While you won’t find any problem running this tiny white knight on your typical USB 2.0 port (so as Kingston claim), the recommended method to ensure USB 2.0 compatibility is to use the supplied Y-cable in the packing. The USB 3.0 spec allows for more power over a single port than USB 2.0. Carrying the Y-cable is a pain in the shiny metal butt if your desktop and laptop do not have USB 3.0 ports, but one way or another you’re going to have to carry around some additional bulk if you want an external USB 3.0 SSD these days, so hopefully that won’t give much of a burden.
| Performance | ||||||
| Sequential Read (128KB) | Sequential Write (128KB) | Random Read (4KB) | Random Write (4KB) | |||
| Kingston DataTraveler Ultimate 3.0 USB 3.0 | 89.7 MB/s | 67.2 MB/s | 5.6 MB/s | 2.75 MB/s | ||
| Kingston DataTraveler Ultimate 3.0 USB 2.0 | 33.2 MB/s | 27.0 MB/s | 5.6 MB/s | 2.75 MB/s | ||
| Kingston SSDNow V Series 30GB SATA | 181.8 MB/s | 52.6 MB/s | 9.4 MB/s | 2.12 MB/s | ||
Somehow Kingston uses a lot of thermal padding inside the drive. This is rather due to the heat caused by the ‘many’ NAND chips in the thumb drive. During full operation, the drive surface can easily reach a temperature of 38 degrees Celsius (100.4F).
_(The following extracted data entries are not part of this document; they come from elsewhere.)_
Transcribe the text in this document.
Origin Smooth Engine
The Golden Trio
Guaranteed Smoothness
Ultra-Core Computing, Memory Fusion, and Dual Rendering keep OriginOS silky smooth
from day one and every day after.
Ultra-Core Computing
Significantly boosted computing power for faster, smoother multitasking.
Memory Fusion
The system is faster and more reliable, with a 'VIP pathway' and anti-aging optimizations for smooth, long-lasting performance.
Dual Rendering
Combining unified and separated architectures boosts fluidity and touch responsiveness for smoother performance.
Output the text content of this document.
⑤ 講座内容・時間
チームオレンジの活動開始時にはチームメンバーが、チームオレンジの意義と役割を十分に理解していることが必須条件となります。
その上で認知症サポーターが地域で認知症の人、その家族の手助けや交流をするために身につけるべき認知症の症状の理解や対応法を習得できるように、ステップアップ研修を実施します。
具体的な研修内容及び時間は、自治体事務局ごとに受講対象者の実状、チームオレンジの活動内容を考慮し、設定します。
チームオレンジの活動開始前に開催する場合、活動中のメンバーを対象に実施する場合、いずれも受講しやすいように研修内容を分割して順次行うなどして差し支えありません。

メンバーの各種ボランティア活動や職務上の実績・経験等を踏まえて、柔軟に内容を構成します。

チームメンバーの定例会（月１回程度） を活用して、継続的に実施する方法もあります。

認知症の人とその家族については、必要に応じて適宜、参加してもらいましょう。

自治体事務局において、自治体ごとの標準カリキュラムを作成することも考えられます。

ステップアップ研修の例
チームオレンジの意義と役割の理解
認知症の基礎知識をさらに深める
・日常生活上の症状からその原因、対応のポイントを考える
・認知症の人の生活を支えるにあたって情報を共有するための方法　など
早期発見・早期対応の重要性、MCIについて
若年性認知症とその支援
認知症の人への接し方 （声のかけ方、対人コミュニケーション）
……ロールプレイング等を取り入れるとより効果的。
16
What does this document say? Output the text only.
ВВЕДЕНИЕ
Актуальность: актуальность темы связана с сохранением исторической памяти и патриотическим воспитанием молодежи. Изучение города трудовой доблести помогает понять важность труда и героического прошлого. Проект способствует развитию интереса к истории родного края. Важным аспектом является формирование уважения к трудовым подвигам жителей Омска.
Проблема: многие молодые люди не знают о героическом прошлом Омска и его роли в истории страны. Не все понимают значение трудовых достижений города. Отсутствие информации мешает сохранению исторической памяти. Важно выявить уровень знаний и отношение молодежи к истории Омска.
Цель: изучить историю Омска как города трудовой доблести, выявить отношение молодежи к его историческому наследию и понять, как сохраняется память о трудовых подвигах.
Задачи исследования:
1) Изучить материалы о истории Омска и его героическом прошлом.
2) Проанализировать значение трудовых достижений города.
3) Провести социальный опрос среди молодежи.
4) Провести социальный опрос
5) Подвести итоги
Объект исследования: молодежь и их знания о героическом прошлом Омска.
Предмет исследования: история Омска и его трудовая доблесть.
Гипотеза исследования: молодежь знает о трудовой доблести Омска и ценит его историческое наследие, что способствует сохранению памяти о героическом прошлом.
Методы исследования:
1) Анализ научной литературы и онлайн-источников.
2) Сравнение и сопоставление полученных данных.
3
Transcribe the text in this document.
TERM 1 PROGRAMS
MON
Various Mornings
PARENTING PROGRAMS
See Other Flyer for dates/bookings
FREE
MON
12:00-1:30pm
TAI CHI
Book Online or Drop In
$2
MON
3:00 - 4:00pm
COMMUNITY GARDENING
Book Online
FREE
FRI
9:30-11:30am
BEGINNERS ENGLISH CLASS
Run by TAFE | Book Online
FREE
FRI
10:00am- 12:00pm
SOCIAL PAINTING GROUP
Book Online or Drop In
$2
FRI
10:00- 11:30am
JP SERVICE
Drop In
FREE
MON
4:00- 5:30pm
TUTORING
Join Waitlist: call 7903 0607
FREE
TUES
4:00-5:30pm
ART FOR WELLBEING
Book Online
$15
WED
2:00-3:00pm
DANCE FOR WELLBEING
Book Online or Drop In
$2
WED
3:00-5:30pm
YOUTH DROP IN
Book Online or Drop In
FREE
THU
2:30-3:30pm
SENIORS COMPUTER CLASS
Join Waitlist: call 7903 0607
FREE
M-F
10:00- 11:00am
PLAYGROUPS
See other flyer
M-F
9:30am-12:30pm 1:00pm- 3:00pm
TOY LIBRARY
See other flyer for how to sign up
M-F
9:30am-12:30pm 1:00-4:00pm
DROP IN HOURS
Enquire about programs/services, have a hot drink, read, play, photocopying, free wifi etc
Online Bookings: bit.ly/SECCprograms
Kingston stated that the DT Ultimate 3.0 have an operating temperature ranges from 0°C to 60°C (32F – 140F), but don’t worry about that as the 5 years warranty will easily cover that. Though it is always save to have a backup copy of your data at any time. Who knows when these NAND chips will fail you.

To put the sort of performance we’re talking about here in perspective, you can copy a full dual-layer 9GB DVD image from Kingston’s DataTraveler Ultimate 3.0 in less than two and a half minutes. However, the prices are still far fetching from current USB 2.0 devices’ prices. But it’s good to know that you do have a choice if speed is your concern.